Construction of novel reporter cell lines
Request a detailed protocolCHO cells were transfected with the reporter plasmids using the Amaxa Nucleofector II electroporation system in the Mirus Ingenio solution (Cat # MIR 20114). For reporter plasmids with G418 resistance, a brief G418 selection (0.5 mg/mL) was applied on transfected CHO cells for one week. The population of surviving cells was allowed to recover for two weeks before they were used for ER ATP analysis by flow cytometry. For reporter plasmids without a mammalian selection marker, a puromycin resistance cassette (~1.23 kb, amplified from plasmid pGL4.21) was co-transfected using the Amaxa Nucleofector II electroporation system in the Mirus Ingenio solution. After a brief puromycin selection (5 µg/mL for five days), cells were allowed to recover for two weeks before they were used for fluorescence ratio analysis by flow cytometry.

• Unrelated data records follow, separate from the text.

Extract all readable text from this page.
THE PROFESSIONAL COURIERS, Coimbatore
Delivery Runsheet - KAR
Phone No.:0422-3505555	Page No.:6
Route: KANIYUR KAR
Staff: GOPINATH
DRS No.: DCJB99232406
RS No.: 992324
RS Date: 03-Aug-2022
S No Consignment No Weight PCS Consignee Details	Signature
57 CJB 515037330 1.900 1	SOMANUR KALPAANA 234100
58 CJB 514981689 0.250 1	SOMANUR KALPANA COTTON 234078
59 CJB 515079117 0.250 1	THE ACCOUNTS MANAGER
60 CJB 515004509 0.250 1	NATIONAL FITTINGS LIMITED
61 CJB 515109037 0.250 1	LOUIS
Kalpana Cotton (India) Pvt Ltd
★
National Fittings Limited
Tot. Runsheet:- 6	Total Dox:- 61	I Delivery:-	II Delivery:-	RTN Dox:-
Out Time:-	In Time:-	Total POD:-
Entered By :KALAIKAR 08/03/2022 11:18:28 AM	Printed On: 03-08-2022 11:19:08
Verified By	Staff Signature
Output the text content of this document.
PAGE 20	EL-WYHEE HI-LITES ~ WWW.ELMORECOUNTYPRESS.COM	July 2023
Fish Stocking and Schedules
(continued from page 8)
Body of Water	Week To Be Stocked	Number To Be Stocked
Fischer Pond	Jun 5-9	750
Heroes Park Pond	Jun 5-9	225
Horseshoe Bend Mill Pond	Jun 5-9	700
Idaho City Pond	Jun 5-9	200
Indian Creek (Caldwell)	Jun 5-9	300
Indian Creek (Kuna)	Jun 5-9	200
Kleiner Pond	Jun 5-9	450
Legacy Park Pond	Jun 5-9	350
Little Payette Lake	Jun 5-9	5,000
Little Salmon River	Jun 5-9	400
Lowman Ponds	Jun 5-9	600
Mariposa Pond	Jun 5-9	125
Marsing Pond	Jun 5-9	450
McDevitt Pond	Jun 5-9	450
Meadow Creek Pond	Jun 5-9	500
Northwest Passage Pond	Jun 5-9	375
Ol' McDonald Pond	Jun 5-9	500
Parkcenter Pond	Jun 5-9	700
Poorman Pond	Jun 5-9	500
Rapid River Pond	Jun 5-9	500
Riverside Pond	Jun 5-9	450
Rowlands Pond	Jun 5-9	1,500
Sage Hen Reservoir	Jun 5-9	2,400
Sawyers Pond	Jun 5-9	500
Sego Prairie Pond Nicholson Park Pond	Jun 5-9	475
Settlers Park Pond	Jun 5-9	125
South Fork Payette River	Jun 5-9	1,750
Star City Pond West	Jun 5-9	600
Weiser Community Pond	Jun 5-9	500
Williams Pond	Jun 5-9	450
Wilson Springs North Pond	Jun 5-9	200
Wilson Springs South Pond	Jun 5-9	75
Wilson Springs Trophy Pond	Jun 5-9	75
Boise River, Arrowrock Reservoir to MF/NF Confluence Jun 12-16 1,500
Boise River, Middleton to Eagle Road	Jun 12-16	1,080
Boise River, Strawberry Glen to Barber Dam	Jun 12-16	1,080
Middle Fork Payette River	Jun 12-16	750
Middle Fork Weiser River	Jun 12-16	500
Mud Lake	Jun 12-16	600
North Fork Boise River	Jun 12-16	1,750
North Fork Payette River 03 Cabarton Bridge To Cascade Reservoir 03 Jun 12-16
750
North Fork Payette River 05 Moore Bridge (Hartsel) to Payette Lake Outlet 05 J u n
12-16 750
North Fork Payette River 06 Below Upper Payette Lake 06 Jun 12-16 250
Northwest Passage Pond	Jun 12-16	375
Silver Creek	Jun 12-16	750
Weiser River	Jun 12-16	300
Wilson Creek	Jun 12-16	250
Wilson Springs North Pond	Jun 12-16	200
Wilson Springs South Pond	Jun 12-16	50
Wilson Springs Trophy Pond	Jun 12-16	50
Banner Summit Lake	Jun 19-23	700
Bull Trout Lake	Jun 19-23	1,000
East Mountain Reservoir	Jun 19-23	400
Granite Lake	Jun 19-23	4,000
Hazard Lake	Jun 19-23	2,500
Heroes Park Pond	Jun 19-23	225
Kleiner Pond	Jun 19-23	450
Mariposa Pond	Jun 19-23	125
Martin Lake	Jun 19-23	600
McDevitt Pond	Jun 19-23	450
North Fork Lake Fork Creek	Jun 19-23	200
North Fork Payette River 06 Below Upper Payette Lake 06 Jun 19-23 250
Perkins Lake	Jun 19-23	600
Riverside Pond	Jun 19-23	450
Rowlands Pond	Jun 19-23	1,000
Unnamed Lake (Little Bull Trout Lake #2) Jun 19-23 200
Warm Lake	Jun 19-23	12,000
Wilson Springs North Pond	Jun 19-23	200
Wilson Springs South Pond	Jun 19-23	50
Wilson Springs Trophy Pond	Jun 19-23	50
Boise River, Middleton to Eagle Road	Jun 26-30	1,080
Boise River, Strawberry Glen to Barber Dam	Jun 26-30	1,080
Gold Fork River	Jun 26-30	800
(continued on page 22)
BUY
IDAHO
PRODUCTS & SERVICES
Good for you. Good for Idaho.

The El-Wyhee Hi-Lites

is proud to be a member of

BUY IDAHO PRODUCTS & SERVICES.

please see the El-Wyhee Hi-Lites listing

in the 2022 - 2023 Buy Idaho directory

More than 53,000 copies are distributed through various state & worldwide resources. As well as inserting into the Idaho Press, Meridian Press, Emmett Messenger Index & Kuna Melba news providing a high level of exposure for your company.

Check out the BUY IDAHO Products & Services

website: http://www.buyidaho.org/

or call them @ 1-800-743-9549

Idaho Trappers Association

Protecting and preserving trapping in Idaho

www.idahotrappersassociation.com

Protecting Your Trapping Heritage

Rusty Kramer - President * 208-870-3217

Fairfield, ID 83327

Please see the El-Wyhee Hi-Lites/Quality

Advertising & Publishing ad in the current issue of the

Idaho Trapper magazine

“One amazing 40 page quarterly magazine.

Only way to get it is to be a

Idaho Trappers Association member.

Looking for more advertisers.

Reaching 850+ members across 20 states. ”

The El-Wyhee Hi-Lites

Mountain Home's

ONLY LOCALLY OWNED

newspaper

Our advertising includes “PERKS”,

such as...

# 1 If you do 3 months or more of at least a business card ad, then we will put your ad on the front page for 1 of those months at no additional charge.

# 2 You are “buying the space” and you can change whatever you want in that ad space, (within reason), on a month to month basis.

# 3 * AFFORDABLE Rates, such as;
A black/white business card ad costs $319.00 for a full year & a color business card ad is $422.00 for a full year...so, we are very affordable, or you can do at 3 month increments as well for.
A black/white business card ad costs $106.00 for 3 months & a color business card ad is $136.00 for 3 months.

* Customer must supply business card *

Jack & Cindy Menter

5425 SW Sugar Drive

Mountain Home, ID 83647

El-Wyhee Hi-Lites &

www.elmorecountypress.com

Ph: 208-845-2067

More specifically, plasmids encoding the ER-RFP reporter (ER-mRFP, #62236), the PercevalHR reporter (GW1-PercevalHR, #49082), the CEPIA1er reporter (pCIS GEM-CEPIA1er, #58217) and the mtGEM-GECO1 reporter (CMV-mito-GEM-GECO1, #32461) were purchased from Addgene. The plasmid encoding the ERAT4.01N7Q reporter was purchased from Next Generation Fluorescence Imaging Company (NGFI, Austria). The plasmid encoding the TagRFP reporter was purchased from Evrogen (pTagRFP-C, #FP141). The plasmid encoding the mtAT1.03 reporter was a kind gift from Dr. Hiromi Imamura at Kyoto University. The plasmid encoding the cpYFP reporter was a kind gift from Dr. Yi Yang at the East China University of Science and Technology, and the plasmid encoding the D1ER reporter was a kind gift from Dr. Demaurex at Universitè de Genève, Switzerland. Refer to Supplementary file 1 for a summary of the reporter proteins’ subcellular localization and their reporting specificity.
Confocal microscopy
Request a detailed protocolFor live cell imaging of subcellular localization of ERAT in H9 CHO, targeting to the ER was validated using an array confocal laser scanning microscope (ACLSM) built on a fully automated inverse microscope (Axio Observer.Z1, Zeiss, Göttingen, Germany), using a 100x objective (Plan-Fluor 100 x/1.45 oil, Zeiss). CHO cells expressing ERAT were additionally transfected with ER-RFP (Snapp et al., 2006), and either treated with vehicle (DMSO) or 5 µM SAHA for 18 hr. Live cells were excited using diode lasers (Visitron Systems, Puchheim, Germany): CFP of ERAT was excited at 445 nm (50 mW), RFP of ER-RFP was excited at 561 nm (50 mW). Emissions were collected using the emission filters ET480/40 for CFP and E570LPv2 for RFP, respectively (Chroma Technologies Corporation, VT, USA). All images were captured at a binning of 2 using a photometrics CCD camera (CoolSnap HQ2, Photometrics, Arizona, USA), and images were processed using ImageJ software.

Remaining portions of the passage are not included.